The Philippines has become the Southeast Asian country with the highest number of coronavirus cases at the same time it re-imposed strict lockdown measures to try to curb its surging outbreak. The measures came after the government passed sweeping new anti-terror legislation that rights groups say is so vague it could be used to silence critics of its pandemic response.
The Philippines now has at least 122,754 confirmed cases of COVID-19 and 2,168 deaths, according to data compiled by Johns Hopkins University. Eighty medical associations called for another lockdown, saying health care workers needed a "time out" as hospitals struggled to handle a five-fold increase in infections.
"If you want to resign or if you're too lazy, government personnel will help you and they will work," President Rodrigo Duterte said, lashing out at medical personnel. "I can ask my soldiers and police officers to work 28 hours a day.”
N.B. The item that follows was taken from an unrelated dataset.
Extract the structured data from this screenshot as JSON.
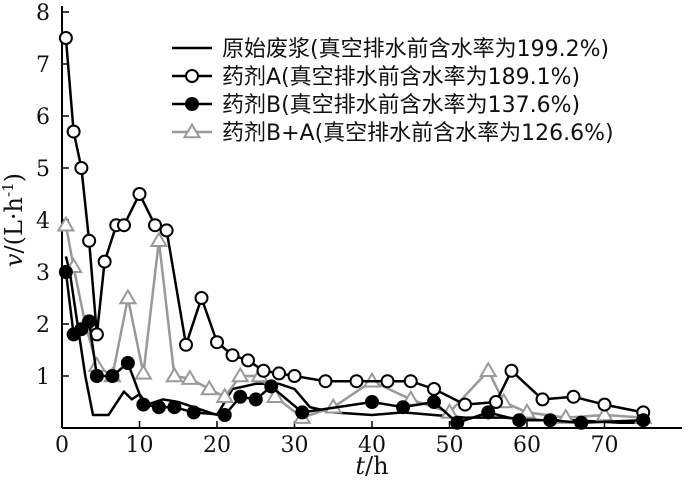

Medical professionals, however, warned that new lockdown measures alone would not be enough to combat the country's growing outbreak.
"We propose that this be used as a time out to refine our pandemic control strategies, addressing the following urgent conditions: hospital workforce efficiency, failure of case finding and isolation, failure of contact tracing and quarantine, transportation safety, workplace safety, public compliance with self-protection, social amelioration," Dr. Jose Santiago, president of the Philippine Medical Association, said.
Dr. Julie Caguiat, a member of the CURE Covid Network, said that the country's coronavirus task force is mostly made up of former military generals and civil servants, rather than medical professionals.